In 1913, Prentiss joined the Weister Company.
In 1917, he joined Benjamin A. Gifford, the most famous photographer of Oregon at that time, creating Gifford-Prentiss Inc. The Gifford & Prentiss Studio was located on SW Washington between Twelfth and Thirteenth Street in Portland and lasted until Gifford retired in 1920. Note that Benjamin Gifford bought Kiser Photo Co. photographs and many of them are housed in the Gifford and Prentiss photograph collection.
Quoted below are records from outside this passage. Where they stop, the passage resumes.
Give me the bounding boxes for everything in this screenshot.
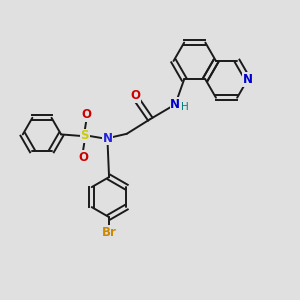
Text: O: O: [78, 151, 88, 164]
Text: H: H: [181, 102, 189, 112]
Text: O: O: [81, 108, 91, 121]
Text: N: N: [103, 132, 112, 145]
Text: S: S: [80, 129, 89, 142]
Text: N: N: [170, 98, 180, 111]
Text: O: O: [130, 89, 141, 102]
Text: N: N: [243, 73, 253, 86]
Text: Br: Br: [102, 226, 116, 239]
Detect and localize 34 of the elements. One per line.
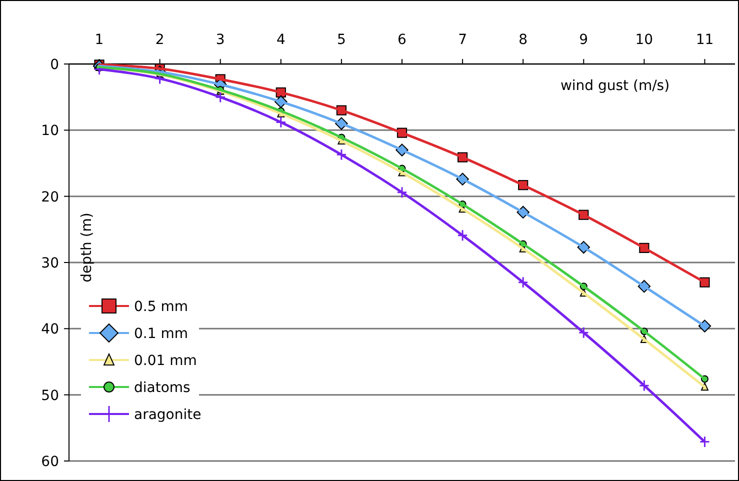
x-tick-label: 9 bbox=[579, 32, 588, 48]
point bbox=[396, 186, 408, 198]
x-tick-label: 1 bbox=[94, 32, 104, 48]
legend-label: 0.1 mm bbox=[134, 326, 188, 342]
y-axis-title: depth (m) bbox=[79, 212, 95, 282]
x-tick-label: 6 bbox=[398, 32, 407, 48]
y-tick-label: 30 bbox=[41, 256, 59, 272]
y-tick-label: 50 bbox=[41, 388, 59, 404]
x-tick-label: 8 bbox=[518, 32, 528, 48]
point bbox=[699, 436, 710, 448]
x-tick-label: 4 bbox=[276, 32, 286, 48]
y-tick-label: 60 bbox=[41, 454, 59, 470]
x-tick-label: 5 bbox=[336, 32, 346, 48]
point bbox=[578, 326, 589, 339]
point bbox=[518, 276, 528, 288]
point bbox=[336, 148, 347, 161]
legend-label: diatoms bbox=[134, 380, 190, 396]
legend-label: aragonite bbox=[134, 407, 202, 423]
x-tick-label: 3 bbox=[216, 32, 225, 48]
x-tick-label: 10 bbox=[635, 32, 654, 48]
point bbox=[276, 116, 286, 128]
y-tick-label: 10 bbox=[41, 123, 59, 140]
y-tick-label: 40 bbox=[41, 322, 59, 338]
point bbox=[457, 229, 468, 242]
x-tick-label: 7 bbox=[458, 32, 468, 48]
x-axis-title: wind gust (m/s) bbox=[560, 78, 670, 94]
point bbox=[638, 380, 650, 392]
legend-label: 0.5 mm bbox=[134, 299, 188, 315]
legend-label: 0.01 mm bbox=[134, 353, 197, 369]
point bbox=[215, 91, 226, 104]
y-tick-label: 20 bbox=[41, 189, 59, 206]
x-tick-label: 11 bbox=[696, 32, 714, 48]
y-tick-label: 0 bbox=[50, 57, 59, 73]
x-tick-label: 2 bbox=[155, 32, 164, 48]
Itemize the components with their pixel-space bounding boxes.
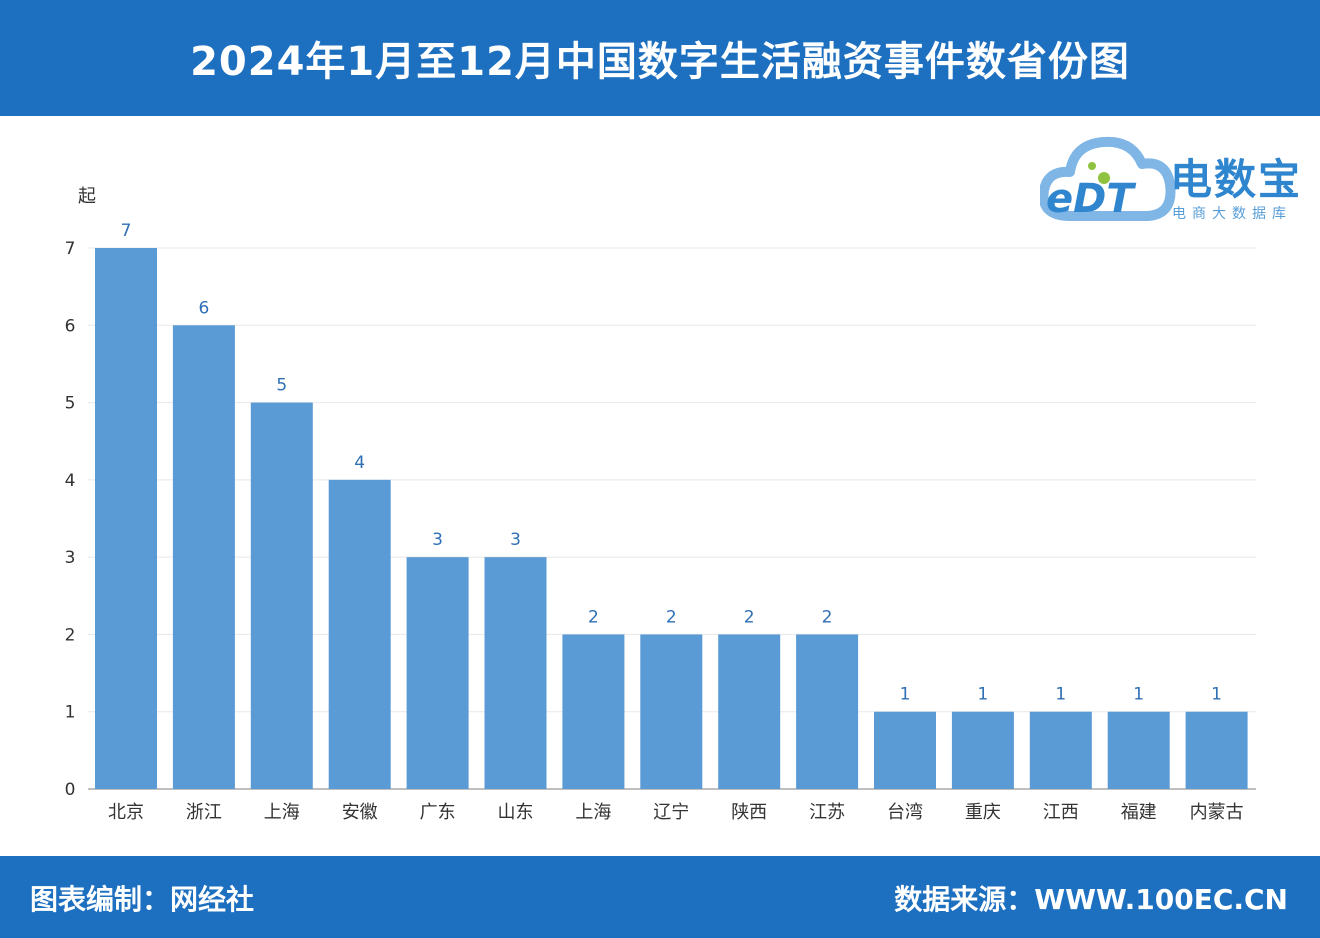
y-tick-label: 5 [65, 394, 76, 414]
bar [172, 325, 235, 789]
bar [640, 634, 703, 789]
x-tick-label: 北京 [108, 802, 144, 823]
bar [1029, 711, 1092, 789]
chart-footer: 图表编制：网经社 数据来源：WWW.100EC.CN [0, 856, 1320, 938]
bar [562, 634, 625, 789]
bar-value-label: 2 [588, 607, 599, 627]
x-tick-label: 上海 [264, 802, 300, 823]
y-tick-label: 4 [65, 471, 76, 491]
cloud-logo-icon: eDT [1040, 136, 1176, 222]
y-tick-label: 6 [65, 316, 76, 336]
x-tick-label: 广东 [420, 802, 456, 823]
x-tick-label: 安徽 [342, 802, 378, 823]
bar-value-label: 6 [198, 298, 209, 318]
bar-value-label: 3 [432, 530, 443, 550]
y-tick-label: 1 [65, 703, 76, 723]
bar-value-label: 7 [121, 221, 132, 241]
logo-brand: 电数宝 [1170, 155, 1303, 204]
bar [1185, 711, 1248, 789]
chart-header: 2024年1月至12月中国数字生活融资事件数省份图 [0, 0, 1320, 116]
bar-value-label: 1 [1133, 685, 1144, 705]
x-tick-label: 台湾 [887, 802, 923, 823]
bar-value-label: 4 [354, 453, 365, 473]
x-tick-label: 内蒙古 [1190, 802, 1244, 823]
bar [1107, 711, 1170, 789]
bar [484, 557, 547, 789]
bar-value-label: 1 [1211, 685, 1222, 705]
x-tick-label: 山东 [498, 802, 534, 823]
x-tick-label: 江西 [1043, 802, 1079, 823]
bar [718, 634, 781, 789]
footer-source: 数据来源：WWW.100EC.CN [894, 883, 1288, 916]
x-tick-label: 陕西 [731, 802, 767, 823]
bar [951, 711, 1014, 789]
bar-value-label: 2 [744, 607, 755, 627]
y-tick-label: 7 [65, 239, 76, 259]
bar-value-label: 1 [1055, 685, 1066, 705]
bar-value-label: 1 [977, 685, 988, 705]
x-tick-label: 重庆 [965, 802, 1001, 823]
x-tick-label: 江苏 [809, 802, 845, 823]
logo-subtitle: 电商大数据库 [1172, 206, 1292, 222]
bar [328, 479, 391, 789]
chart-title: 2024年1月至12月中国数字生活融资事件数省份图 [190, 39, 1130, 85]
x-tick-label: 上海 [575, 802, 611, 823]
y-tick-label: 3 [65, 548, 76, 568]
x-tick-label: 辽宁 [653, 802, 689, 823]
bar-value-label: 3 [510, 530, 521, 550]
y-tick-label: 0 [65, 780, 76, 800]
bar [874, 711, 936, 789]
bar-value-label: 5 [276, 376, 287, 396]
x-tick-label: 福建 [1121, 802, 1157, 823]
x-tick-label: 浙江 [186, 802, 222, 823]
bar-value-label: 2 [666, 607, 677, 627]
bar-value-label: 2 [822, 607, 833, 627]
y-tick-label: 2 [65, 625, 76, 645]
bar [796, 634, 859, 789]
bar-value-label: 1 [900, 685, 911, 705]
y-axis-unit-label: 起 [78, 186, 96, 207]
footer-credit: 图表编制：网经社 [30, 883, 255, 916]
bar [250, 402, 313, 789]
bar [406, 557, 469, 789]
logo-mark: eDT [1046, 176, 1136, 222]
bar [95, 248, 157, 789]
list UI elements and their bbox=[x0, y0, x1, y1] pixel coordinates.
In 1922 Prentiss acquired Weister's studio and negatives.
Arthur M. Prentiss principal studio, as a single professional photographer, was in 45 Fourth Street in Portland Oregon

He produced views of the Construction of Highways in Oregon: Columbia River Highway (Rowena Loops, Twin tunnels, ...) and John Day Highway (Pipe organ rocks, ...). Prentiss also documented life and works of people of Oregon.

== Collections ==
- The following collections, in the University of Oregon, hold Prentiss' photographs:
  - Brice P. Disque photographs - It documents the work of the Spruce Production Division of the Bureau of Aircraft Division, commanded by Colonel Brice P. Disque (monumental Northwest spruce production program to supply lumber for military aircraft, 1917-1919).
  - Angelus Studio Photographs - It consists in the documentation of the city of Portland, Oregon landmarks, and commercial operations. The photographs of this studio were taken by George Weister and Arthur Prentiss.
  - Gifford Photographs Collection - Photographs of Oregon, and views of the Columbia River, Columbia River Gorge, and Columbia River Highway. Other subjects include are agriculture, fishing and fisheries and transportation
- University of Washington Libraries
- Farm Security Administration

== Exhibitions ==
- Wild Beauty - Photographs of the Columbia River Gorge, 1867-1957. From October 4, 2008 to January 11, 2009. Portland Art Museum. Includes photos by Carleton E. Watkins, Arthur M. Prentiss, Fred Kiser, Lily E. White, William Henry Jackson and others. PDF

== Sources ==
- Outings in the Pacific Northwest. Published by James, Kerns & Abbot Co. in 1921. Published to promote travel on the Union Pacific Railroad. Included some of Prentiss' photographs.
- Spruce helped win the war: a portrayal of the personnel, railroad construction, timber cutting and shipping, camp life and kindred subjects necessary to the production of airplane spruce in unlimited quantities for the United States and her allies. Published by A.M Prentiss in 1918. 32 p. Prentiss at the time was official photographer for Warren Spruce Company and Grant Smith-Porter Brothers.
- The Columbia River highway. Published by J.K. Gill Company in Portland, sometime between 1900-1910. A book of photographs by A.M Prentiss.